You’ll also want to reference this tutorial on ggplot.

Dataset

We’ll use the palmerpenguins dataset, which contains measurements for three penguin species (Adelie, Chinstrap, Gentoo) from the Palmer Archipelago, Antarctica. Key variables include:

We’ll focus on flipper length (in millimeters) as the outcome of interest and compare across species.

peng <- penguins
peng <- peng %>% filter(!is.na(flipper_length_mm)) # drop NAs in outcome when needed

1. What is the sample average flipper length among Gentoo penguins?

# [Your Code Here]
tapply(peng$flipper_length_mm, peng$species, mean)
##    Adelie Chinstrap    Gentoo 
##  189.9536  195.8235  217.1870
mean(peng$flipper_length_mm[peng$species == "Gentoo"])
## [1] 217.187

2. What is the sample average flipper length among Adelie penguins?

# [Your Code Here]

3. What is the estimated difference in average flipper length of Gentoo vs Adelie? Is this effect Causal?

# [Your Code Here]
mean(peng$flipper_length_mm[peng$species == "Gentoo"]) - mean(peng$flipper_length_mm[peng$species == "Adelie"]) %>%
  abs()
## [1] 27.23335

4. Visualize the distribution of flipper_length_mm. About how many observations are near 200 mm (±5 mm)?

Tidyverse (ggplot2) histogram

# [Your Code Here]
ggplot(data = peng, mapping = aes(x = flipper_length_mm)) +
  geom_histogram(binwidth = 10)

Base R histogram

# hist(peng$flipper_length_mm, breaks = seq(floor(min(peng$flipper_length_mm, na.rm = TRUE)),
#                                           ceiling(max(peng$flipper_length_mm, na.rm = TRUE)), by = 5),
#      main = "Distribution of Flipper Length (base R)",
#      xlab = "Flipper length (mm)")

Count near 200 mm

peng %>% filter(abs(flipper_length_mm -  200) < 5) %>%
  nrow()
## [1] 53

5. Explore the relationship between flipper_length_mm and body_mass_g.
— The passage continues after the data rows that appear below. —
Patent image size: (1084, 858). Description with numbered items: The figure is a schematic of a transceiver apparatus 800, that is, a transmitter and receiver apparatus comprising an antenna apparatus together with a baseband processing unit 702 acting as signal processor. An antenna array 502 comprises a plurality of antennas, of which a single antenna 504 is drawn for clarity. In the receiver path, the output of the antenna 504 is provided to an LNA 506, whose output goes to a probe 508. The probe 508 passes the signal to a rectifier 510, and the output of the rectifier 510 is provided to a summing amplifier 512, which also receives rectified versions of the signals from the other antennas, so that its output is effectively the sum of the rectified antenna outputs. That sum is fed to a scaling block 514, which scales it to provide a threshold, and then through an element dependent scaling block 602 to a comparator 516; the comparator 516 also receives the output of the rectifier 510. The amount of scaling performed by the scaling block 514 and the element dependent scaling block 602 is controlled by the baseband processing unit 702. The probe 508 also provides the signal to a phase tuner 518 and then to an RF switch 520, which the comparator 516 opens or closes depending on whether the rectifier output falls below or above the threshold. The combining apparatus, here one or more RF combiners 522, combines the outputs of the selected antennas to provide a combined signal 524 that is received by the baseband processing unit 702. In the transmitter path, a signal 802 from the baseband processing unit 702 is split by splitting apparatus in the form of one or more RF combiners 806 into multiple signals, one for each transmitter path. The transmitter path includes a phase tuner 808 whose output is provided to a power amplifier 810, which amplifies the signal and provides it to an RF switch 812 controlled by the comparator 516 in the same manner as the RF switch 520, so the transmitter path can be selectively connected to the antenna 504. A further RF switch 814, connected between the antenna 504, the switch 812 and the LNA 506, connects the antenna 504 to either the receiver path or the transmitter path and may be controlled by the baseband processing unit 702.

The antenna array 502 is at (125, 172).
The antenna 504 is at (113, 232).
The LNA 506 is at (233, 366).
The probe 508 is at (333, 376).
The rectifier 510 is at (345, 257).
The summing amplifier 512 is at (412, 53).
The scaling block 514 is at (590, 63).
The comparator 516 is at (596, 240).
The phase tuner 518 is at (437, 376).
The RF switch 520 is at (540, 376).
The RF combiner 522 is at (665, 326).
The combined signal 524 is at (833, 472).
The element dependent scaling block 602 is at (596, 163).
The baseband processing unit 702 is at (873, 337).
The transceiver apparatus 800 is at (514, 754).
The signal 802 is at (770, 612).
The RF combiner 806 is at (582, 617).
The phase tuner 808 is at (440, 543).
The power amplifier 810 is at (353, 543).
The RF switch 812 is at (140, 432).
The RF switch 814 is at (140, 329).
Does it look positive or negative?

Tidyverse (ggplot2) scatter with trend

ggplot(peng, aes(x = flipper_length_mm, y = body_mass_g)) +
  geom_point() +
  geom_smooth(method = "lm")

ggplot(peng, aes(y = flipper_length_mm, x = body_mass_g)) +
  geom_point() +
  geom_smooth(method = "lm")

Base R scatter with fitted line

plot(peng$flipper_length_mm, peng$body_mass_g)

6. Compute the correlation between flipper_length_mm and body_mass_g.

cor(peng$flipper_length_mm, peng$body_mass_g)
## [1] 0.8712018

(a) Are you surprised by the sign? (b) Are you surprised by the absolute value (magnitude)?

7. If we wanted our estimates to generalize beyond the observed sample of penguins to all penguins of these two species, how should we select our sample?